Rund zwei Monate, bevor die Vergleichsvereinbarung zwischen Google, der US-Autorenvereinigung Authors Guild und der Verlegervereinigung AAP bei einem New Yorker Gericht auf dem Prüfstand steht, bringen sich die verschiedenen Interessensfraktionen in Stellung. Nach einem Bericht von mediapost.com will sich die New York Law School bei der Anhörung vor dem District Court of Southern New York dafür einsetzen, dass eine Entscheidung über das Settlement Agreement zu Gunsten weiterer Überprüfungen vertagt wird.
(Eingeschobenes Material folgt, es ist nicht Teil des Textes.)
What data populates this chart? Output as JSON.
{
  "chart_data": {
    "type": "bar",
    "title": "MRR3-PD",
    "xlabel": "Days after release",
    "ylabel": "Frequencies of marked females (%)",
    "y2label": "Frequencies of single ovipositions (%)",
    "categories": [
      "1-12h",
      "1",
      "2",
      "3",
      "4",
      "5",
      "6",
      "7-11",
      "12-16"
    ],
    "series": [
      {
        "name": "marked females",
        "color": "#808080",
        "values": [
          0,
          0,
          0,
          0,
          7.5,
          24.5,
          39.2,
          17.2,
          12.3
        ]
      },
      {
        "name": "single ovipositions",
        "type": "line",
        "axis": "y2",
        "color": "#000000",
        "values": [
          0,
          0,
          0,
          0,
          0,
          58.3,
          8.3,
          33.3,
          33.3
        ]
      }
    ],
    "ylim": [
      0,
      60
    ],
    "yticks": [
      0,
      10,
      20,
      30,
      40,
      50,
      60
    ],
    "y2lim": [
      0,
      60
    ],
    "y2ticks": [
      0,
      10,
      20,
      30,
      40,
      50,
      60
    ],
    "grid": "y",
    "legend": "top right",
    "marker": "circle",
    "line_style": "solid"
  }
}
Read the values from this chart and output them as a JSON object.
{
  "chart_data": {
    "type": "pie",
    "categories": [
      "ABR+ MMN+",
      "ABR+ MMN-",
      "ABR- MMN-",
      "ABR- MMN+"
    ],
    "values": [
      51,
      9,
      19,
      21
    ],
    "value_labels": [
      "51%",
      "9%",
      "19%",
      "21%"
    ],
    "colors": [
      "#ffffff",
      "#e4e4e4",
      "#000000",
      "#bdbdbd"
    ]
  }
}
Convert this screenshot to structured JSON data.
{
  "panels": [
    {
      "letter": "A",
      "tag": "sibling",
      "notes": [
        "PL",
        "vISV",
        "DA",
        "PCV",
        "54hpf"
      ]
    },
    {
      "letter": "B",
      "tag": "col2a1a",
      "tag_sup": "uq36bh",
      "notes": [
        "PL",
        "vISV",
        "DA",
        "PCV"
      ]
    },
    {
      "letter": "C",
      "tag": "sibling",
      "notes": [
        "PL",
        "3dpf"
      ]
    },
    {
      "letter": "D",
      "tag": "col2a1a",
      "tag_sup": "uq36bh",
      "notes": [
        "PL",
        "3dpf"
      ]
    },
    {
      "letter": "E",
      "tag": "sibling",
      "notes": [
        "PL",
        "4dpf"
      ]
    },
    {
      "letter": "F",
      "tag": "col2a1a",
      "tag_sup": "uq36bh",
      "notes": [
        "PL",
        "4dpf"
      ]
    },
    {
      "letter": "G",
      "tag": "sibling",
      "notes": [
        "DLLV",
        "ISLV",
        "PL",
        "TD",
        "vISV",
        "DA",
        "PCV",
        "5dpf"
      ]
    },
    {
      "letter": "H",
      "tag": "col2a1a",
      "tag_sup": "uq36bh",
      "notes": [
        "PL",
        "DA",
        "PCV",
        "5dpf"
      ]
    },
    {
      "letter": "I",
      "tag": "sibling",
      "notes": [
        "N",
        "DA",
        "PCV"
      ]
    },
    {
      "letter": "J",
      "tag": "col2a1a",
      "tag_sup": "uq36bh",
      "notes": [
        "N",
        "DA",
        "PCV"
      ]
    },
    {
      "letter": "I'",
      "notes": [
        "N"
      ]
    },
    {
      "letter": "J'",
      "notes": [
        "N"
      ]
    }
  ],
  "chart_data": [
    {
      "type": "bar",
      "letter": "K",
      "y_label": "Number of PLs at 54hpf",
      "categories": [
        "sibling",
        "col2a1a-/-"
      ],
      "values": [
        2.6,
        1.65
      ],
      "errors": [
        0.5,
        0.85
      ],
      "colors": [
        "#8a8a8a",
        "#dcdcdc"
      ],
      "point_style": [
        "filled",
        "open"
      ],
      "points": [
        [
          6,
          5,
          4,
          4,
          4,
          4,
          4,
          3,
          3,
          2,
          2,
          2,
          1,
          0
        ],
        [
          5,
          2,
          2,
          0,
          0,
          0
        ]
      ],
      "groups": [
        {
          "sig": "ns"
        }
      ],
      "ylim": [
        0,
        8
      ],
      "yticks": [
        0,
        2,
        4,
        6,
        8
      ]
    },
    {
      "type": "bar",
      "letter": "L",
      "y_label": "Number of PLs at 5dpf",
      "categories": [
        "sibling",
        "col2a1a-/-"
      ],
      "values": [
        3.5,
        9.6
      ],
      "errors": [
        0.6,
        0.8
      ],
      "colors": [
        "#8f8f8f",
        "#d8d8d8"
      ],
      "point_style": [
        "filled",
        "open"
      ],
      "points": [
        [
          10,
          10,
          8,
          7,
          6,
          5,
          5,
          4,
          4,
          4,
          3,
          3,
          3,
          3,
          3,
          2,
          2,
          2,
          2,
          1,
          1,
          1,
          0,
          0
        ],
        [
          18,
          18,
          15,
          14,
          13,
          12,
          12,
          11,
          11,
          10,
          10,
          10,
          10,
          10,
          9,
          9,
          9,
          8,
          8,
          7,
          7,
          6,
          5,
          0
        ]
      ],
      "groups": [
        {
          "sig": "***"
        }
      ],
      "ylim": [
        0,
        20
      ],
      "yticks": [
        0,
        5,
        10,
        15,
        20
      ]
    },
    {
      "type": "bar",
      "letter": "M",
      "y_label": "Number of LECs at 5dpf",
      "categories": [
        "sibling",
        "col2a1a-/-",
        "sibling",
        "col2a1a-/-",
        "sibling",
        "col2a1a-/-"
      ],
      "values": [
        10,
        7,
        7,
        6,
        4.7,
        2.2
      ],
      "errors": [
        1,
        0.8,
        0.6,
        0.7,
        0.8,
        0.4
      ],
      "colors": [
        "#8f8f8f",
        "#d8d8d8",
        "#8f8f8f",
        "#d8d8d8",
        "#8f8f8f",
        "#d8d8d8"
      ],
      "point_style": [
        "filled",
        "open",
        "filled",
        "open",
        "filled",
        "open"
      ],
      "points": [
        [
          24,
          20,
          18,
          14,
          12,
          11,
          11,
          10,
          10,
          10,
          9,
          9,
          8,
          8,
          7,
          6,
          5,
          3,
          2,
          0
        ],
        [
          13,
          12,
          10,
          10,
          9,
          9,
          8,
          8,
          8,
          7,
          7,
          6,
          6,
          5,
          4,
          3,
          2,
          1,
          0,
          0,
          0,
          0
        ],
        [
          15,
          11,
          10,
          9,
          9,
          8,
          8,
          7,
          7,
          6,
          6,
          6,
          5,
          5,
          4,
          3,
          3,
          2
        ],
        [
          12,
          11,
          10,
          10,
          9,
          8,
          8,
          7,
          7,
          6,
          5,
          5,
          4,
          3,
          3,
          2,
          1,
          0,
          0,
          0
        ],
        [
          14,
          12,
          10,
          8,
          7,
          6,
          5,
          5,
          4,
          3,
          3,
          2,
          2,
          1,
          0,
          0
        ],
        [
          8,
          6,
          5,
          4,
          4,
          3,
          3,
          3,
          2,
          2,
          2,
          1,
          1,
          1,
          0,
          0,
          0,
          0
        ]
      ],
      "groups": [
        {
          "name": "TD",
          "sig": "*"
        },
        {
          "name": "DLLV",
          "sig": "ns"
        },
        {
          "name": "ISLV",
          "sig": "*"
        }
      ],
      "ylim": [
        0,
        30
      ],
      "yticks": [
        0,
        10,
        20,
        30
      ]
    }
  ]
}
Insbesondere müssten US-Kartellbehörden konsultiert werden, bevor das Gericht seine Entscheidung trifft. Richter Denny Chin habe der Law School erlaubt, eine Zusammenfassung ihrer Sichtweise in Form eines so genannten „friend-of-the-court brief“ einzureichen. Dem Jura-Professor James Grimmelmann, der hinter dem Veto der Law School stehe, sei besonders Googles Umgang mit verwaisten Werken (urheberrechtlich geschützte Titel, deren Rechteinhaber aber nicht ermittelt werden können) ein Dorn im Auge – dem Agreement zufolge könnte Google auch solche Titel digitalisieren und vertreiben.

Kuriose Randnotiz: Kein geringerer Player als Google-Opponent Microsoft will dem Bericht zufolge die Offensive der Law School gegen das Google-Settlement in seiner jetzigen Form finanzieren. Rund 50.000 Dollar stelle der Software-Konzern u.a. für den „friend-of-the-court brief“ und ein Symposium zum Google-Settlement zur Verfügung.

Jura-Prof. Grimmelmann betont in dem Bericht, dass Microsoft keinen Einfluss auf das Projekt habe. Daran bestehen jedoch erhebliche Zweifel, schließlich hat Microsoft selbst zeitweise eigene Digitalisierungsprojekte („Live Search Books“, „Live Search Academic“) unterhalten, die 2008 eingestellt wurden – nach der Digitalisierung von rund 750.000 Büchern und 80 Mio wissenschaftlicher Artikel. Will Microsoft das Feld nun doch nicht kampflos dem Gegner überlassen?